«Оно, конечно, теперича время такое, что кулаками уже не мода размахивать, — сказал Горский. — Но этому барбосу ты, взводный, заехал законно. У них повсегда так: как в ящике интересный груз, они его кокают. А второе, бессовестная харя, — повернулся он к побитому, — кто бы мычал, а ты бы, подхорунжий, и помолчал, давно ли сбросил гайдамацкий жупан? Вон отсюдова, барбос».
— А вас позвал в ресторан? — поинтересовался Ратов.
— Где там! — взмахнул рукой сотник. — «Знаю, — говорит он нам, — дело у вас затянулось. Сами виноваты. Теперича кинулись к береговой босоте. Очень уж вы деликатничаете с тем сахаром. И то скажите спасибо тому в соломенной шляпе, который только здесь был. Давно бы уркаганы расклевали ваш сладкий корм». Спрашиваем: «Кто он — главный милицейский чин?» Горский усмехнулся: «Энто главный киевский налетчик Мунчик». А взводный говорит: «Я думал, что энтих паразитов, энтого элемента уже и нет на нашей земле, а если есть, то только в тюряге». Горский присел на край стола и отвечает: «Вижу я, товарищи, крепко же вы отстали от жизни. Что такое нэп? Энто мир промежду советской властью и буржуазией». Почекайбрат тут же перебивает милицию: «Не мир, а временное перемирие». — «Пусть будет по-вашему, — говорит Горский. — Нэп, видишь ли, есть и перемирие милиции с преступным миром. Без этого, повторяю, давно уж уперли бы ваш сахарок. Мунчик дал своей бражке приказ — «не трожьте». Недавно на митинге у московского наркома «выгрузили» какие-то памятные часы. Вызвал я Мунчика. Прошли сутки — и пропажа вернулась к хозяину. Сейчас мы действуем по правилу: «Живи и жить давай другим». А наш взводный ему режет в глаза: «А наше правило таковское: пусть подохнут гады, чтобы люди могли жить». Горский махнул рукой: «Так вот, советую вам по-дружески, заканчивайте поскорей вашу коммерцию. Никто не знает, долго ли быть перемирию. Как пойдет война между милицией и Мунчиком, не уцелеть вашему сахарку. Лежите вы на нем, как собака на сене — сам не гам и другому не дам».
— Смотри, — осклабился трубач, — выходит, этот киевский Мунчик — птица на манер нашего Мишки Япончика...

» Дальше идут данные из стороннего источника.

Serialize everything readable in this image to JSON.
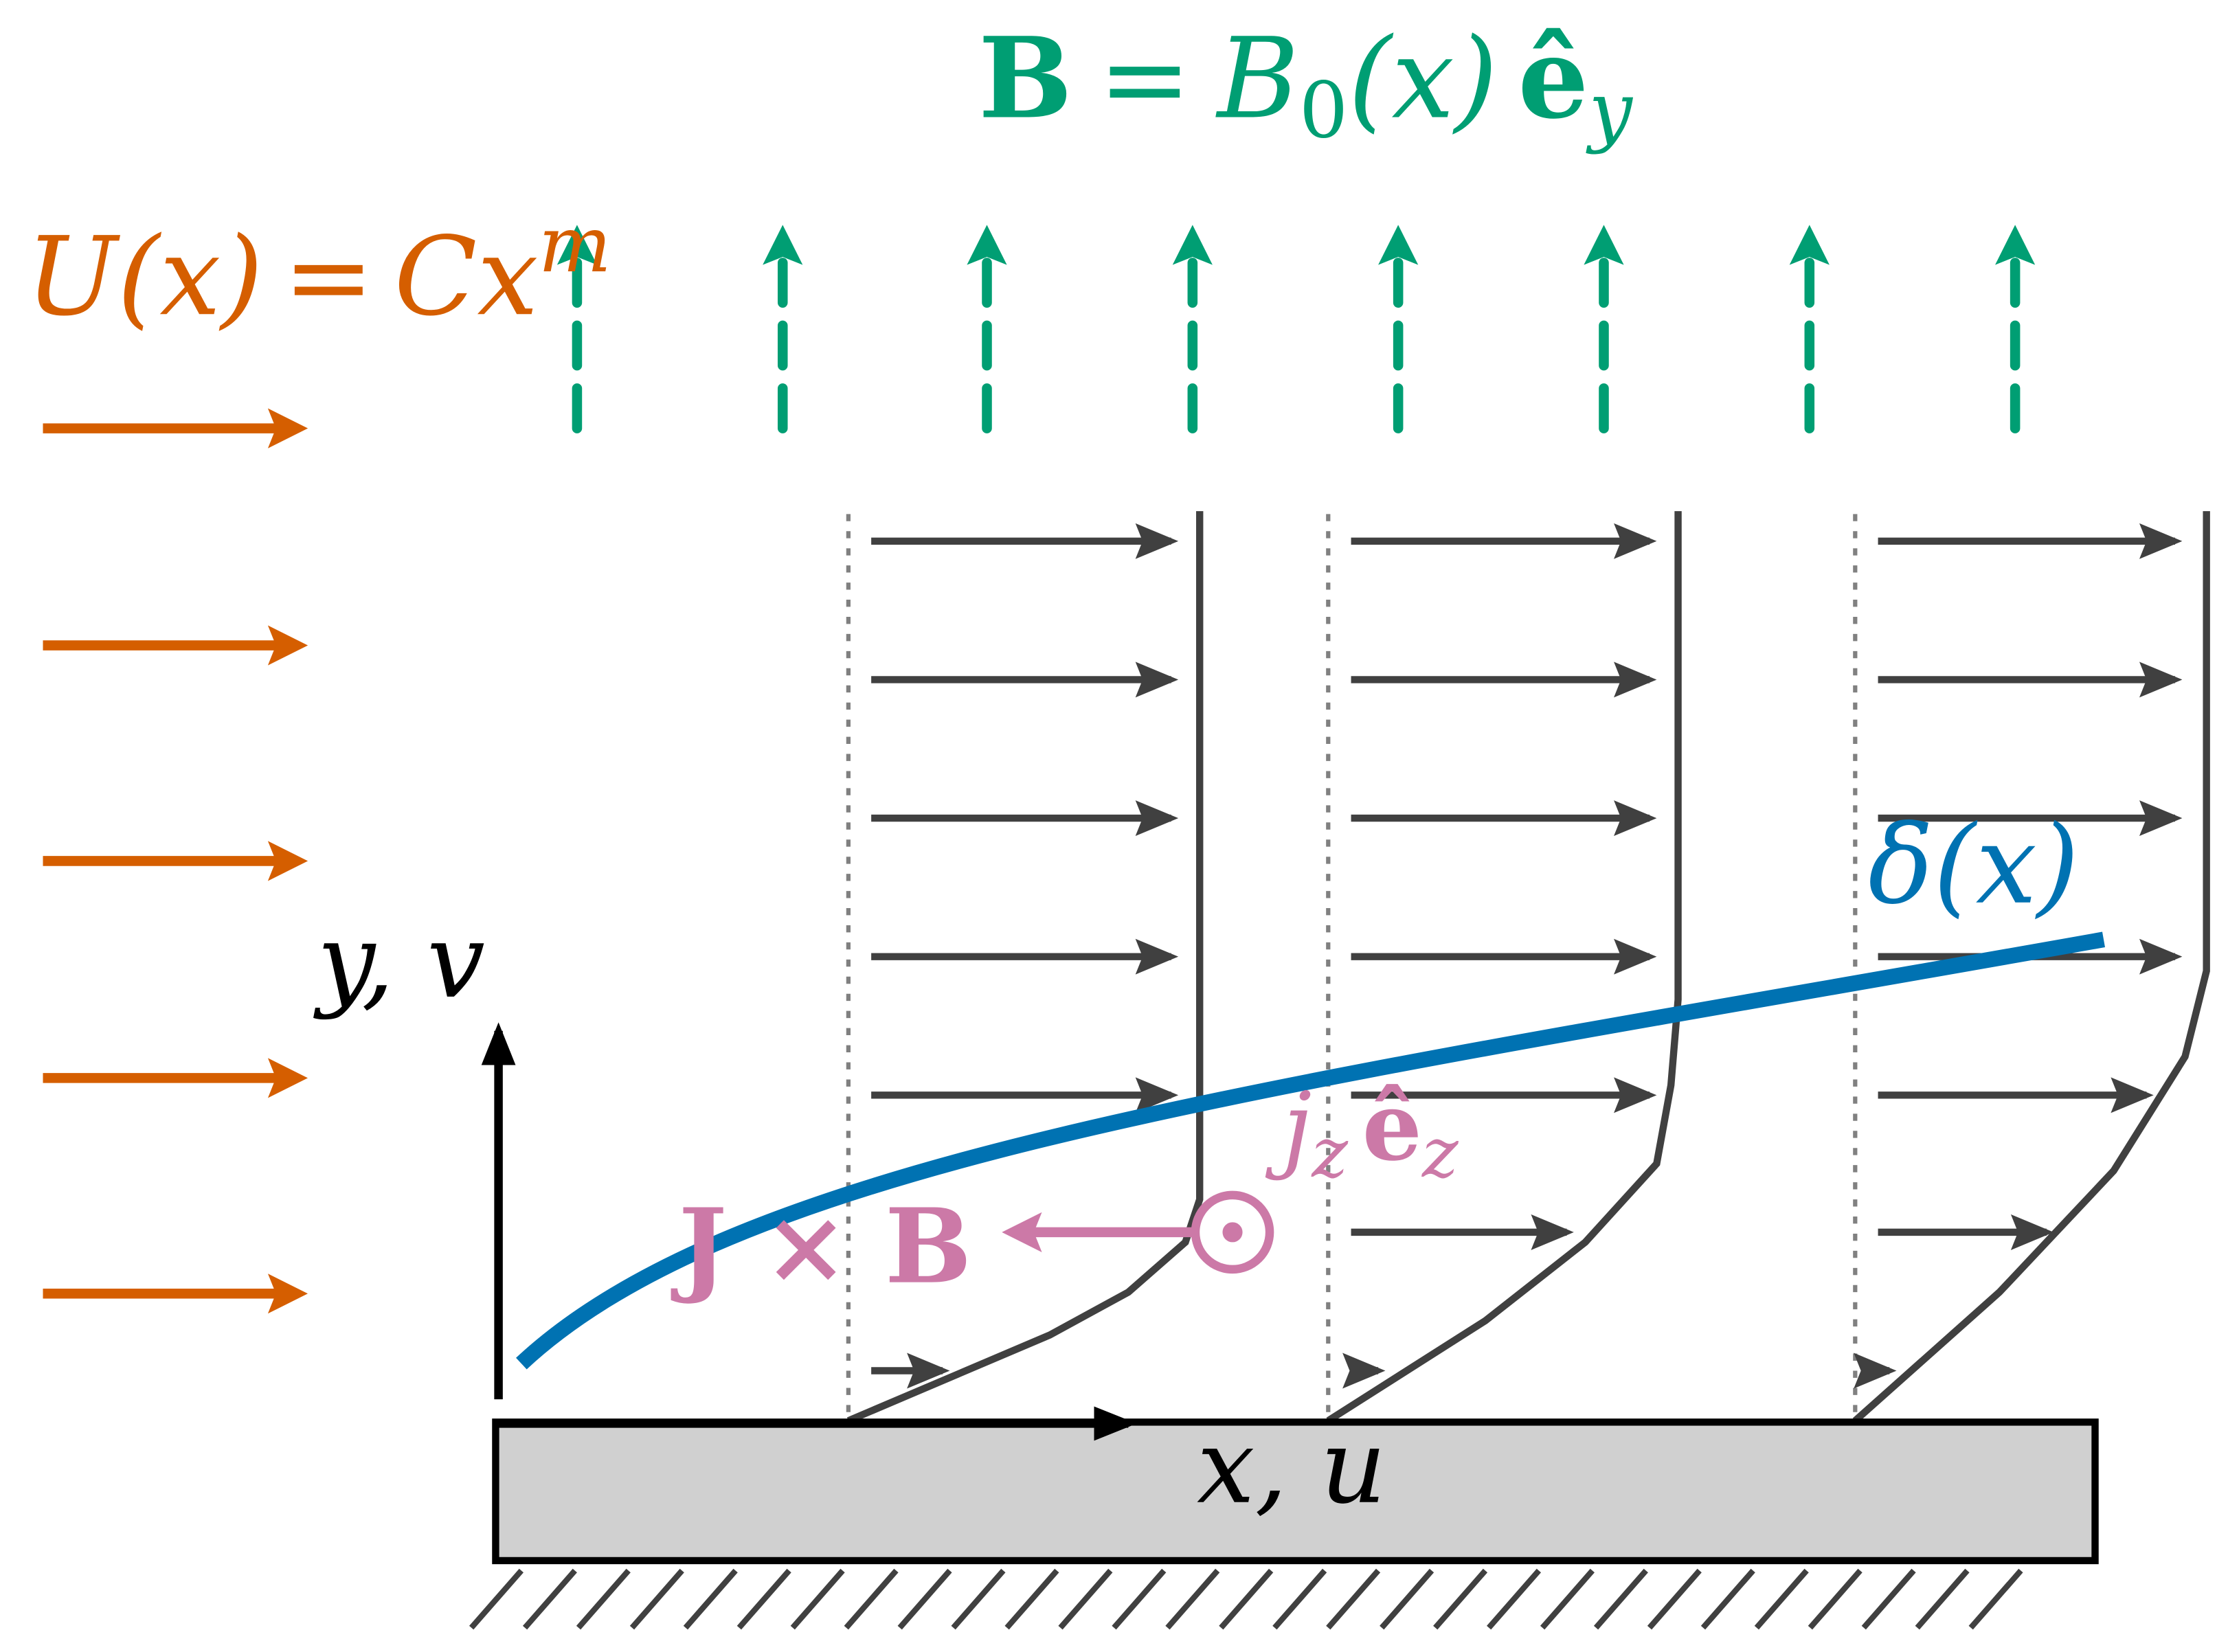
{
  "labels": {
    "magnetic_field": [
      "B",
      "=",
      "B",
      "0",
      "(x)",
      "ê",
      "y"
    ],
    "freestream": [
      "U(x)",
      "=",
      "Cx",
      "m"
    ],
    "y_axis": "y, v",
    "x_axis": "x, u",
    "boundary_layer": "δ(x)",
    "current": [
      "j",
      "z",
      "ê",
      "z"
    ],
    "lorentz_force": "J × B"
  }
}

— Попрощались мы, вышли на улицу, — продолжал Ротарев, — а там уже дожидался какой-то кустарь-ландринщик. Не терпелось ему завладеть нашим добром. Привел он настоящего мыловара, сторговались мы с ним — и баста. Возрадовались бесконечно, потому уже повсюду мерещился нам энтот чернявенький Мунчик. На остаток сахару — а его было целых три пуда — закупили со взводным все, что наметили...
— А что вы там еще накупили? — с нескрываемой ревностью спросил Кикоть. Ради того сахара и он потрудился немало. Таскал дрова для завода.
— Окромя мыла мы привезли кое-что поинтереснее... — загадочно продолжал уралец.
— За маклерство, наверное, отхватили себе по паре хромовых сапог? — неуверенно сказал Скавриди.
— Отхватили мы со взводным не по одной паре, а полный мешок обуви. И обувь эта особенная — сафьяновые чувячки. Казачата нашей «татарской сотни» шибко уважают сафьян. Окромя этого сто ученических досок привезли. С трудом напали на них. Излазили все базары, а нашли только в Святошино. Насчет энтой штуковины был нам особо строгий наказ Мостового. А сейчас через энто самое мне мои хлопцы, думаю, и тебе, Храмков, твои, и тебе, Кикоть, уши прожужжали. Во время переходов сидит энто в седле какой-нибудь будущий Пушкин, рисует грифелем на доске и все бубнит: Пе, и — пи, ше, у — шу... пишу...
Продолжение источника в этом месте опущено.